The main findings from the 12th round of the REACT study show:
• between rounds 11 (April 15 to May 3) and 12 (May 20 to June 7), national prevalence has increased from 0.10 per cent to 0.15 per cent
• exponential growth with a doubling time of 11 days and an R number of 1.44 in England during round 12
• the highest prevalence was found in the north-west at 0.26 per cent, up from 0.11 per cent in round 11; and lowest prevalence in round 12 was in the south-west at 0.05 per cent
• prevalence is highest in 5 to 12 and 18 to 24 year olds, rising from 0.16 per cent to 0.35 per cent and from 0.10 per cent to 0.36 per cent respectively
• prevalence in those aged 5 to 49 was 2.5 times higher at 0.20 per cent compared with those aged 50 and above at 0.08 per cent
• at the beginning of February, the link between infection rates and deaths started to weaken. In late April, infection rates and hospital admissions started to reconverge, however, when split by age, the weakened link between infection rates and hospitalisations for ages 65 and over was maintained. The trends converged for the younger age group who are less likely to be fully vaccinated.

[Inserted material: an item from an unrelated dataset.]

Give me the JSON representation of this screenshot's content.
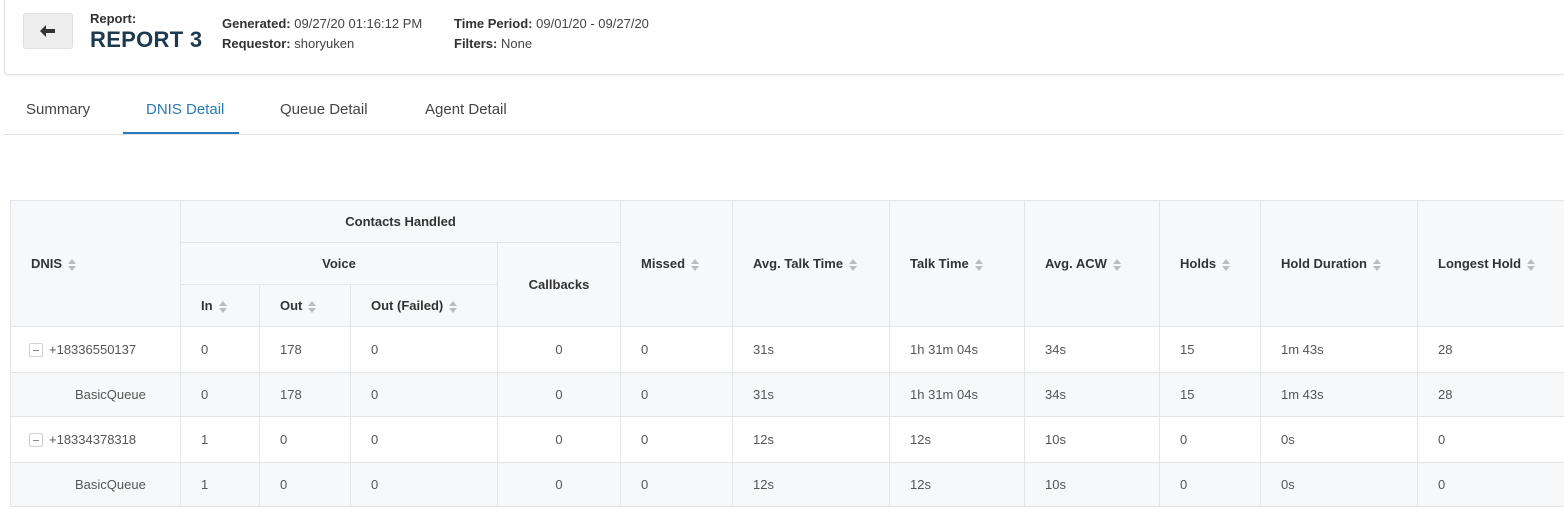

Health and Social Care Secretary Matt Hancock said: “These findings highlight the stark context in which we took the difficult decision to delay step 4 of the roadmap out of lockdown.
“Cases are now rising, but thanks to our incredible vaccination programme and enhanced response package including surge testing, we have the tools to curb the spread of this virus.

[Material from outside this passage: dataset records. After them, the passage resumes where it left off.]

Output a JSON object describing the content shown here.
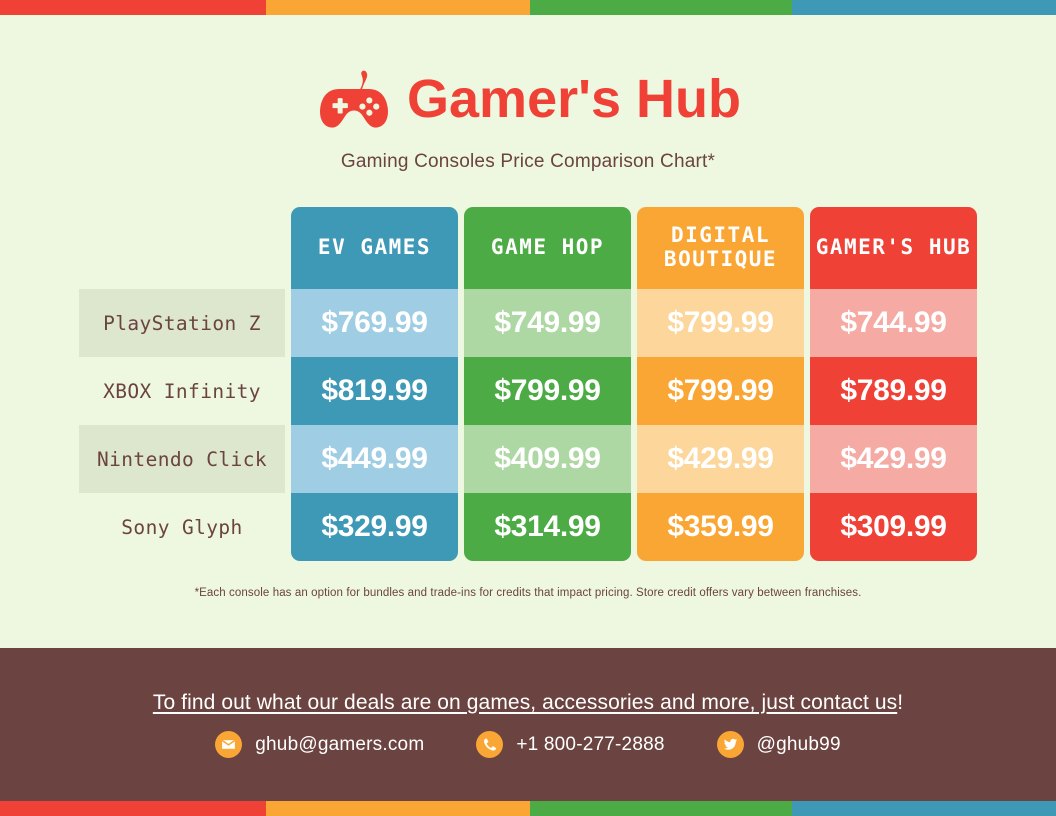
{
  "theme": {
    "page_bg": "#eef8e0",
    "brand_red": "#ef4136",
    "brand_orange": "#faa634",
    "brand_green": "#4cab44",
    "brand_blue": "#3e99b7",
    "footer_brown": "#6b4340"
  },
  "top_bar": {
    "segments": [
      {
        "name": "red",
        "color": "#ef4136"
      },
      {
        "name": "orange",
        "color": "#faa634"
      },
      {
        "name": "green",
        "color": "#4cab44"
      },
      {
        "name": "blue",
        "color": "#3e99b7"
      }
    ]
  },
  "header": {
    "logo_icon": "game-controller-icon",
    "title": "Gamer's Hub",
    "subtitle": "Gaming Consoles Price Comparison Chart*"
  },
  "chart_data": {
    "type": "table",
    "title": "Gaming Consoles Price Comparison Chart*",
    "columns": [
      "",
      "EV GAMES",
      "GAME HOP",
      "DIGITAL BOUTIQUE",
      "GAMER'S HUB"
    ],
    "column_colors": [
      "",
      "#3e99b7",
      "#4cab44",
      "#faa634",
      "#ef4136"
    ],
    "rows": [
      {
        "label": "PlayStation Z",
        "values": [
          "$769.99",
          "$749.99",
          "$799.99",
          "$744.99"
        ]
      },
      {
        "label": "XBOX Infinity",
        "values": [
          "$819.99",
          "$799.99",
          "$799.99",
          "$789.99"
        ]
      },
      {
        "label": "Nintendo Click",
        "values": [
          "$449.99",
          "$409.99",
          "$429.99",
          "$429.99"
        ]
      },
      {
        "label": "Sony Glyph",
        "values": [
          "$329.99",
          "$314.99",
          "$359.99",
          "$309.99"
        ]
      }
    ],
    "footnote": "*Each console has an option for bundles and trade-ins for credits that impact pricing. Store credit offers vary between franchises."
  },
  "table": {
    "headers": {
      "col1": "EV GAMES",
      "col2": "GAME HOP",
      "col3_line1": "DIGITAL",
      "col3_line2": "BOUTIQUE",
      "col4": "GAMER'S HUB"
    },
    "rows": [
      {
        "label": "PlayStation Z",
        "p1": "$769.99",
        "p2": "$749.99",
        "p3": "$799.99",
        "p4": "$744.99"
      },
      {
        "label": "XBOX Infinity",
        "p1": "$819.99",
        "p2": "$799.99",
        "p3": "$799.99",
        "p4": "$789.99"
      },
      {
        "label": "Nintendo Click",
        "p1": "$449.99",
        "p2": "$409.99",
        "p3": "$429.99",
        "p4": "$429.99"
      },
      {
        "label": "Sony Glyph",
        "p1": "$329.99",
        "p2": "$314.99",
        "p3": "$359.99",
        "p4": "$309.99"
      }
    ]
  },
  "footnote": "*Each console has an option for bundles and trade-ins for credits that impact pricing. Store credit offers vary between franchises.",
  "footer": {
    "cta_underlined": "To find out what our deals are on games, accessories and more, just contact us",
    "cta_tail": "!",
    "contacts": [
      {
        "icon": "email-icon",
        "text": "ghub@gamers.com"
      },
      {
        "icon": "phone-icon",
        "text": "+1 800-277-2888"
      },
      {
        "icon": "twitter-icon",
        "text": "@ghub99"
      }
    ]
  }
}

“We all must hold our nerve that little bit longer as our vaccine rollout continues and I urge everyone to keep observing hands, face, space and fresh air, and make sure you receive both doses of the vaccine for the best possible protection.”
On Monday, the UK government confirmed a delay to unlocking step 4 of the roadmap which means all current legal limits on social interactions and restrictions on large events, performances and life events (with the exception of weddings) will stay in place until July 19, although if the data rapidly improves this could be brought forward to July 5, giving the population more time to be protected from COVID-19 through vaccination.
Professor Paul Elliott, director of the REACT programme from Imperial’s School of Public Health, said: “We found strong evidence for exponential growth in infection from late May to early June in the REACT-1 study, with a doubling time of 11 days on average for England. These data coincide with the Delta variant becoming dominant and show the importance of continuing to monitor infection rates and variants of concern in the community.”
Kelly Beaver, Managing Director, Public Affairs at Ipsos MORI, said: “The rise in cases picked up by the REACT-1 study is concerning and is being fed into government decision making in real time. While the rise is small, the increase of the R number to over one highlights that number’s potential to increase rapidly, an important reminder to get vaccinated when you can.”
This report is the latest from the REACT-1 study which was commissioned by the Department of Health and Social Care and carried out by a world-class team of scientists, clinicians and researchers at Imperial College London, Imperial College Healthcare NHS Trust and Ipsos MORI.